Mistral AI is making its debut in the multimodal space with the release of Pixtral 12B, the first model from this French AI startup that integrates both language and vision processing capabilities. This development positions Mistral to compete with major players like OpenAI and Anthropic.
Currently, Pixtral 12B isn’t accessible on the public web, but developers can download its source code from Hugging Face or GitHub for individual testing. Breaking from typical AI release protocols, Mistral first shared a torrent link for users to download the model files.

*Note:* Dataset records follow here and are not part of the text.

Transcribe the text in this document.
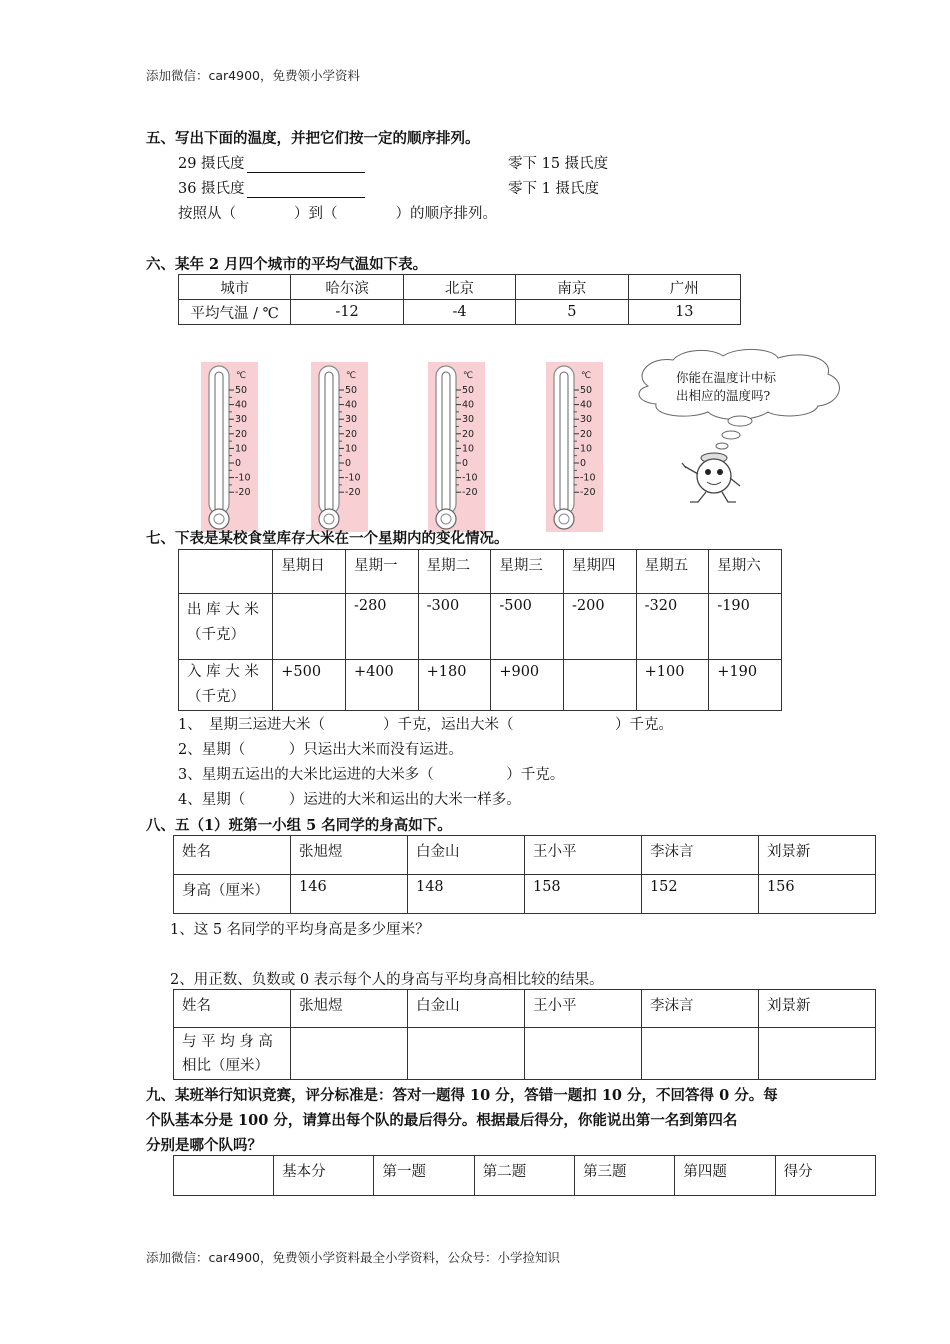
添加微信：car4900，免费领小学资料
五、写出下面的温度，并把它们按一定的顺序排列。
29 摄氏度	零下 15 摄氏度
36 摄氏度	零下 1 摄氏度
按照从（　　　　）到（　　　　）的顺序排列。
六、某年 2 月四个城市的平均气温如下表。
城市	哈尔滨	北京	南京	广州
平均气温 / ℃	-12	-4	5	13
℃
50
40
30
20
10
0
-10
-20
℃
50
40
30
20
10
0
-10
-20
℃
50
40
30
20
10
0
-10
-20
℃
50
40
30
20
10
0
-10
-20
你能在温度计中标
出相应的温度吗?
七、下表是某校食堂库存大米在一个星期内的变化情况。
	星期日	星期一	星期二	星期三	星期四	星期五	星期六

出 库 大 米
（千克）		-280	-300	-500	-200	-320	-190

入 库 大 米
（千克）	+500	+400	+180	+900		+100	+190
1、　星期三运进大米（　　　　）千克，运出大米（　　　　　　　）千克。
2、星期（　　　）只运出大米而没有运进。
3、星期五运出的大米比运进的大米多（　　　　　）千克。
4、星期（　　　）运进的大米和运出的大米一样多。
八、五（1）班第一小组 5 名同学的身高如下。
姓名	张旭煜	白金山	王小平	李沫言	刘景新
身高（厘米）	146	148	158	152	156
1、这 5 名同学的平均身高是多少厘米？
2、用正数、负数或 0 表示每个人的身高与平均身高相比较的结果。
姓名	张旭煜	白金山	王小平	李沫言	刘景新

与 平 均 身 高
相比（厘米）					

九、某班举行知识竞赛，评分标准是：答对一题得 10 分，答错一题扣 10 分，不回答得 0 分。每
个队基本分是 100 分，请算出每个队的最后得分。根据最后得分，你能说出第一名到第四名
分别是哪个队吗？
	基本分	第一题	第二题	第三题	第四题	得分
添加微信：car4900，免费领小学资料最全小学资料，公众号：小学捡知识
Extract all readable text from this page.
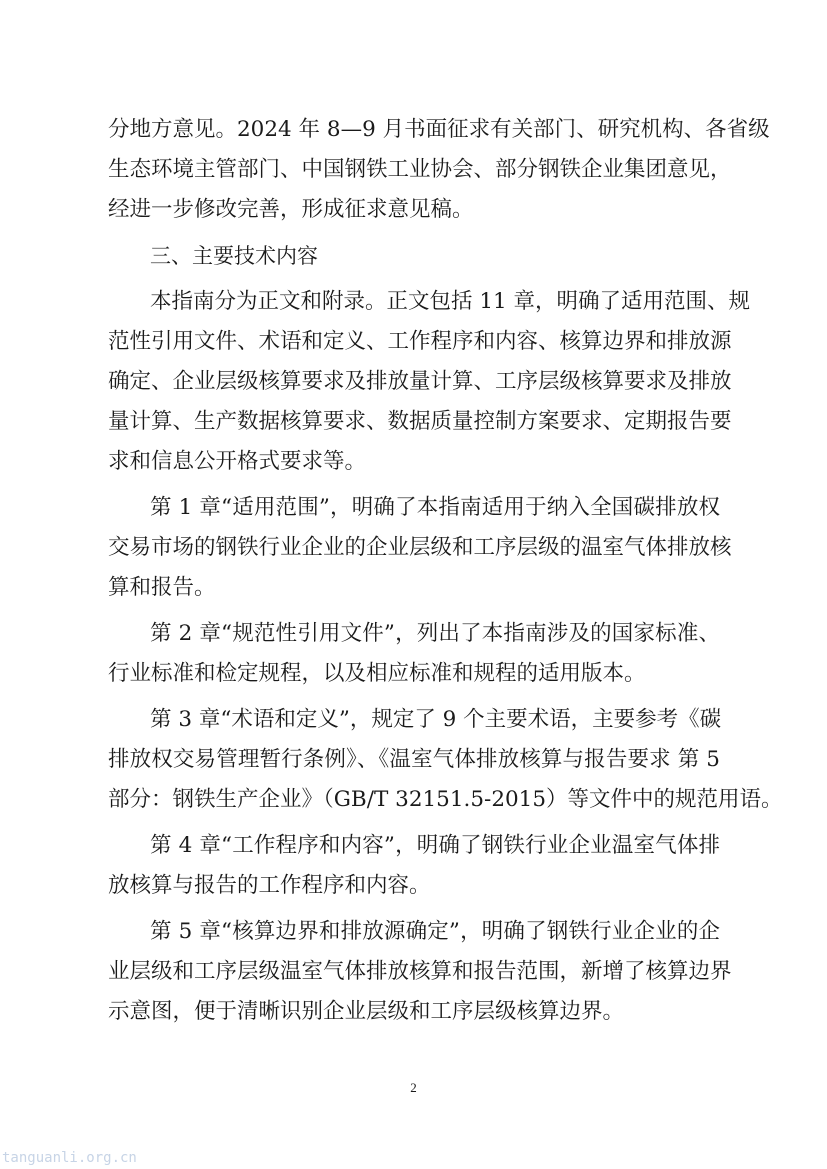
分地方意见。2024 年 8—9 月书面征求有关部门、研究机构、各省级
生态环境主管部门、中国钢铁工业协会、部分钢铁企业集团意见，
经进一步修改完善，形成征求意见稿。
三、主要技术内容
本指南分为正文和附录。正文包括 11 章，明确了适用范围、规
范性引用文件、术语和定义、工作程序和内容、核算边界和排放源
确定、企业层级核算要求及排放量计算、工序层级核算要求及排放
量计算、生产数据核算要求、数据质量控制方案要求、定期报告要
求和信息公开格式要求等。
第 1 章“适用范围”，明确了本指南适用于纳入全国碳排放权
交易市场的钢铁行业企业的企业层级和工序层级的温室气体排放核
算和报告。
第 2 章“规范性引用文件”，列出了本指南涉及的国家标准、
行业标准和检定规程，以及相应标准和规程的适用版本。
第 3 章“术语和定义”，规定了 9 个主要术语，主要参考《碳
排放权交易管理暂行条例》、《温室气体排放核算与报告要求 第 5
部分：钢铁生产企业》（GB/T 32151.5-2015）等文件中的规范用语。
第 4 章“工作程序和内容”，明确了钢铁行业企业温室气体排
放核算与报告的工作程序和内容。
第 5 章“核算边界和排放源确定”，明确了钢铁行业企业的企
业层级和工序层级温室气体排放核算和报告范围，新增了核算边界
示意图，便于清晰识别企业层级和工序层级核算边界。
2
tanguanli.org.cn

Sophia Yang, head of developer relations, announced via an X post that the model will soon be available through Mistral's web chatbot, allowing developers to experiment with its features. Additionally, it will be integrated into Mistral’s La Platforme, offering API endpoints to access the company's models.
What Does Pixtral 12B Offer?
While the specifics regarding its training data remain undisclosed, Pixtral 12B aims to facilitate image analysis in conjunction with text prompts. Users should be able to upload images or provide links and ask questions related to the content within.
Although this is Mistral's first multimodal model, it’s important to note that competitors like OpenAI and Anthropic already have similar capabilities. When questioned about Pixtral's unique features, Yang highlighted that it can natively handle an arbitrary number of images in various sizes.
Initial testers on X have observed that the 24GB model boasts a robust architecture, including 40 layers, 14,336 hidden dimensions, and 32 attention heads for enhanced computational processing. The dedicated vision encoder supports images up to a resolution of 1024×1024 and features 24 hidden layers for advanced image analyses.
As Mistral prepares to release the model via API, its potential for vision applications like content and data analysis will become clearer. The precise performance of this open model is yet to be determined, but it symbolizes Mistral's ambitious trajectory within the AI landscape.
Since its inception last year, Mistral has rapidly developed a pipeline of models to challenge industry leaders like OpenAI. It has also forged strategic partnerships with major companies such as Microsoft, AWS, and Snowflake to extend the reach of its technologies. Recently, Mistral raised $640 million at a valuation of $6 billion and introduced Mistral Large 2, a GPT-4 level model featuring advanced multilingual capabilities and improved reasoning, code generation, and mathematical performance.
Moreover, the company has launched Mixtral, a mixture-of-experts model, and Codestral, an open-weight coding model with 22 billion parameters, alongside a model tailored for mathematical reasoning and scientific discovery.